巻き上げ機構 第5回「パワーリザーブ Part.1」

FEATURE時計機構論
2017.03.17

パネライ
“リニア式”パワーリザーブ表示という独自の方式を採用する「ルミノール 1950 エイトデイズ GMT オロロッソ 44mm」。手巻き、3バレルで約8日間駆動する自社ムーブメントCal.P.2002では、主ゼンマイを収める香箱上に配置された歯車の回転がそれと噛み合う直線状の櫛歯(ラック)を左右に動かし、櫛歯にセットされたパワーリザーブ針が水平に移動する。
菅原 茂:文
Text by Shigeru Sugawara

 ここまで機械式ムーブメントの動力源となる主ゼンマイについて、「手巻き」と「自動巻き」について述べてきた。これらの巻き上げを主ゼンマイへのエネルギーチャージ、つまりインプットと解すれば、アウトプットは、巻き上げられた主ゼンマイから放出されるエネルギーだ。それによって時計がどれほど動き続けるかは、基本性能を判断する上で一つの参考になる。身近な例でいえば、自動車の燃費、スマートフォンならバッテリー駆動時間といったところだろうか。

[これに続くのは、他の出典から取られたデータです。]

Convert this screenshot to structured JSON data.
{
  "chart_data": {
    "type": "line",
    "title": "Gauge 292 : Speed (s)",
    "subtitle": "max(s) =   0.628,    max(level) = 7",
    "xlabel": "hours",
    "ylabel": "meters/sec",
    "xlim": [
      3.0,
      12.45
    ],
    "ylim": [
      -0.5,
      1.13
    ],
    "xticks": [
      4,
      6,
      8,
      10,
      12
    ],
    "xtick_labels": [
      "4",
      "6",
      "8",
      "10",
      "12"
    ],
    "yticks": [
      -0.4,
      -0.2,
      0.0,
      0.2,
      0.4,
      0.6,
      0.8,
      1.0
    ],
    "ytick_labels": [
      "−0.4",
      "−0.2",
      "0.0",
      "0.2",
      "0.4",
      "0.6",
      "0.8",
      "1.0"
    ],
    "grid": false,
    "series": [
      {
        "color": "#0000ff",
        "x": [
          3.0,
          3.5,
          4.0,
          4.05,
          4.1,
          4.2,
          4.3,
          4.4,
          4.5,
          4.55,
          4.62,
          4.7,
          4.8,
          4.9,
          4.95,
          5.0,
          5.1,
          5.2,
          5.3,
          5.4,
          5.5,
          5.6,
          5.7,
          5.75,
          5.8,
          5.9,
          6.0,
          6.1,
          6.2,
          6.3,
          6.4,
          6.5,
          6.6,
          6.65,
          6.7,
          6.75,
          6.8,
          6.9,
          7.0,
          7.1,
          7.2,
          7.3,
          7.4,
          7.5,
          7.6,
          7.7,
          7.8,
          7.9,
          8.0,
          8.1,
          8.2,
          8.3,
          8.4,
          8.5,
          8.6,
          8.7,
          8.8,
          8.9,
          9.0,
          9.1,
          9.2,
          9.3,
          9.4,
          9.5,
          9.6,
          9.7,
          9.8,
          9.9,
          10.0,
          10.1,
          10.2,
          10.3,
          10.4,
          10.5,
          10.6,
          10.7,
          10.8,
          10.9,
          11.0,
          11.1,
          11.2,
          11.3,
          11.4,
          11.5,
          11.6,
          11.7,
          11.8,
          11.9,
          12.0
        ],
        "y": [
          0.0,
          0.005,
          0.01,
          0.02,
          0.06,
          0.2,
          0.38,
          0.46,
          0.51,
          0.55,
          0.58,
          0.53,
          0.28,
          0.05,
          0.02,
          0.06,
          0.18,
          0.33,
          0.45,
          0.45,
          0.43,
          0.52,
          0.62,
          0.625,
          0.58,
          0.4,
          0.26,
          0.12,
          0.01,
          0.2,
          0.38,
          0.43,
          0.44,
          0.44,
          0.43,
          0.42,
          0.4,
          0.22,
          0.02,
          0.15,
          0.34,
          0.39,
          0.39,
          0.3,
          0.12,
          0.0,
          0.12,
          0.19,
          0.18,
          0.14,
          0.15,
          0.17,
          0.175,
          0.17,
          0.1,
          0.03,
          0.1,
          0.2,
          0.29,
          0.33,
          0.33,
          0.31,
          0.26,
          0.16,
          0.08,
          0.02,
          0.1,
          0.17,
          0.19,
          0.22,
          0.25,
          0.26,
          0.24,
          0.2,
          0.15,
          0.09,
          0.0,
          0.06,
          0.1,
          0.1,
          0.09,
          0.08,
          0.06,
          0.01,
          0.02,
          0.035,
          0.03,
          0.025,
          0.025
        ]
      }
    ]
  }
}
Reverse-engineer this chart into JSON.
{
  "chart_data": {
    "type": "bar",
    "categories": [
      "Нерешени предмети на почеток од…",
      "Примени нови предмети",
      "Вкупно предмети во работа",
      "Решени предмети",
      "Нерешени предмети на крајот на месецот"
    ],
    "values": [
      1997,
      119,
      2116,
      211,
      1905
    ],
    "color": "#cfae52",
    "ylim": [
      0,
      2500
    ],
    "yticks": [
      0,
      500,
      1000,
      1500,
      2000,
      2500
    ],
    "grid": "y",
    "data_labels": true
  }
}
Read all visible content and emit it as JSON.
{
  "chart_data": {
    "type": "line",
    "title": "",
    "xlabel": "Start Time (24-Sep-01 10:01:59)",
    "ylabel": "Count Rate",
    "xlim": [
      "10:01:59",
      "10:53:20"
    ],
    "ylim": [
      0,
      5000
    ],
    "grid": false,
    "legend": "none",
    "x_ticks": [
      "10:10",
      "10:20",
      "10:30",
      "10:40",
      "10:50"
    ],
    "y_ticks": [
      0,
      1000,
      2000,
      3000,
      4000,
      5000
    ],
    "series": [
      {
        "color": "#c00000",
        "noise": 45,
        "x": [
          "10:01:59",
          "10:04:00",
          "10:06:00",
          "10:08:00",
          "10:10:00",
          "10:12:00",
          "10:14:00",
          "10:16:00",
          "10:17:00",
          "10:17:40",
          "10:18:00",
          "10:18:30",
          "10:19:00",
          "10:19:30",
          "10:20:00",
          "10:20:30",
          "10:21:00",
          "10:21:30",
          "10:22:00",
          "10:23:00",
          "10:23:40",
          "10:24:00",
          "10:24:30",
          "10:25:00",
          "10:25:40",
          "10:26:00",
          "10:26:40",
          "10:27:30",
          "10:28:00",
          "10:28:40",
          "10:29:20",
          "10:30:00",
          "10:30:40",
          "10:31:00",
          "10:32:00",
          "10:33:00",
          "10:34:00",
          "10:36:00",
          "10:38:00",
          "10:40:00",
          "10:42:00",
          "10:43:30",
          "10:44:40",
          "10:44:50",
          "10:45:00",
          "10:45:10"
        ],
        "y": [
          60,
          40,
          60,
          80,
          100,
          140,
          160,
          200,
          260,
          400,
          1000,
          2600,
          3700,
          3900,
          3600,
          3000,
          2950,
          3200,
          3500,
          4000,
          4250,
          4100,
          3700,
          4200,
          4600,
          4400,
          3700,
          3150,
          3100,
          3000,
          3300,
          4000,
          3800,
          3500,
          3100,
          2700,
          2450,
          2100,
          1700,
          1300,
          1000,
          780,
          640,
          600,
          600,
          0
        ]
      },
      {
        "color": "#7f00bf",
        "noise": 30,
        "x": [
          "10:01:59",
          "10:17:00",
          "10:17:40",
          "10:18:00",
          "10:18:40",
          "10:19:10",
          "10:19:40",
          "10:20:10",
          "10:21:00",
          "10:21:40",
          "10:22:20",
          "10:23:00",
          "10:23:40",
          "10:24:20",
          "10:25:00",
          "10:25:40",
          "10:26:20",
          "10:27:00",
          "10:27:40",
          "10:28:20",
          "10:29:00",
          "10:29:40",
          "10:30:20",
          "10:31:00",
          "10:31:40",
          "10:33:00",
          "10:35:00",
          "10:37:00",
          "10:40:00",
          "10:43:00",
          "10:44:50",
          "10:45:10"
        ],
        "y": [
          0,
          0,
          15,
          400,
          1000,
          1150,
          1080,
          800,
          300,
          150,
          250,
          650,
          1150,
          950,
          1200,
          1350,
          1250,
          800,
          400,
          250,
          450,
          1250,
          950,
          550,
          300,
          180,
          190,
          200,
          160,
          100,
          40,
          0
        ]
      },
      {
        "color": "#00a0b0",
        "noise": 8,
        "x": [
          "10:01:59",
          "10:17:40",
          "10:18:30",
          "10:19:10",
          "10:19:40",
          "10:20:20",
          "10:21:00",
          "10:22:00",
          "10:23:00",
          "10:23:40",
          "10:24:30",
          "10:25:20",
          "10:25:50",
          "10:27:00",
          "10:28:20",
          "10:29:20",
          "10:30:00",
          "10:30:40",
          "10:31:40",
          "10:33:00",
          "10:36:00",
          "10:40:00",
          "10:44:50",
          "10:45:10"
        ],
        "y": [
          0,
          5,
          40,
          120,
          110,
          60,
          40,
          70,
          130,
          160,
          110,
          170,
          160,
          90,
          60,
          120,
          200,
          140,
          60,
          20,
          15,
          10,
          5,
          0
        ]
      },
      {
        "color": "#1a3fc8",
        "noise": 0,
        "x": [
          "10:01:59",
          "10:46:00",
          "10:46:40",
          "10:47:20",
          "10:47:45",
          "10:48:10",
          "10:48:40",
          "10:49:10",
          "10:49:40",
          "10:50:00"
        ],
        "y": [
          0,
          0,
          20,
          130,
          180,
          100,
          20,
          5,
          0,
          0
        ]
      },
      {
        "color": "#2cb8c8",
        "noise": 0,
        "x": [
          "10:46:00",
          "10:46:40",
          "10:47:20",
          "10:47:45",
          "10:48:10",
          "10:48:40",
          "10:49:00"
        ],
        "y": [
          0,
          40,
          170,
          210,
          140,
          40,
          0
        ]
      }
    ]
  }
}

 機械式時計の仕様に「パワーリザーブ40時間」といった表記にあるこの「パワーリザーブ」がまさにそれに当たる。英語の「パワーリザーブ」とは読んで字のごとく、パワーは動力、リザーブは蓄積、保存という意味。難解な言葉遣いが多い時計の専門用語の中では分かりやすい。

 パワーリザーブを表現する一般的な単位は、今述べた40時間のような時間数あるいは8日間といった日数を用いる。この40時間を例にするなら、まず香箱の主ゼンマイをいっぱいまで完全に巻き上げた状態にしておりて、時計を動かし始めると、ゼンマイが解け、停止するまでに40時間は連続して動くわけである。この数字が大きくなれば、それに比例して連続作動時間も長くなる。